What if I have an old will in place?

Oklahoma law handles old wills in two ways. First, if you have an old will in place, you can cancel it by creating a new one. A good will usually contains a statement that it revokes (cancels) any prior wills. Second, a will can be cancelled simply by physically destroying it. 84 Okla. Stat. § 101.

Do I need to file my will?

Under Oklahoma law, a will must be filed with the court within 30 days after the death of the testator. 58 Okla. Stat. § 21. So, after you pass away, your will should be filed in your local probate court by the person named to be your personal representative (also called an “executor” or “administrator”). This will begin the legal process known as “probate” through which your wishes are carried out under court supervision.
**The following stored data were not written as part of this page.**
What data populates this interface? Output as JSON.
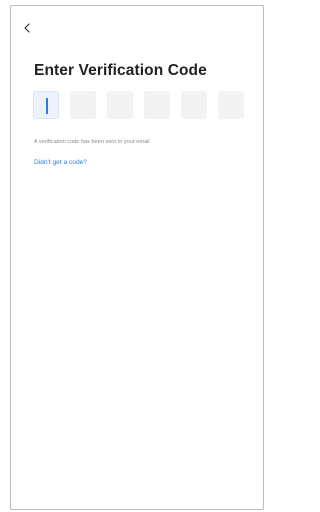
{
  "header": {
    "back_icon": "chevron-left-icon"
  },
  "main": {
    "title": "Enter Verification Code",
    "code_boxes": [
      "",
      "",
      "",
      "",
      "",
      ""
    ],
    "active_index": 0,
    "hint_text": "A verification code has been sent to your email",
    "resend_link": "Didn't get a code?"
  },
  "colors": {
    "accent": "#2f7be5",
    "box_bg": "#f3f3f3",
    "hint": "#8a8a8a"
  }
}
In the meantime, store your will in a safe place and make sure the right people know where to find it. Note: It is not a good idea to store a will in a safe deposit box, because accessing the safe deposit box can depend on getting court approval, and getting court approval can depend on what the will says!

Are there limitations on how I can leave my property?

You can generally leave your property however you want. However, if you are married, your spouse is entitled to some portion of your property (unless a formal agreement was made). Most married individuals leave everything to their spouse anyway, so this usually doesn’t present a problem.

Some wills leave everything in a bundle, while others break out specific gifts for specific people. Some leave everything in equal shares, and others say that everything should be sold and the proceeds distributed in specific percentages.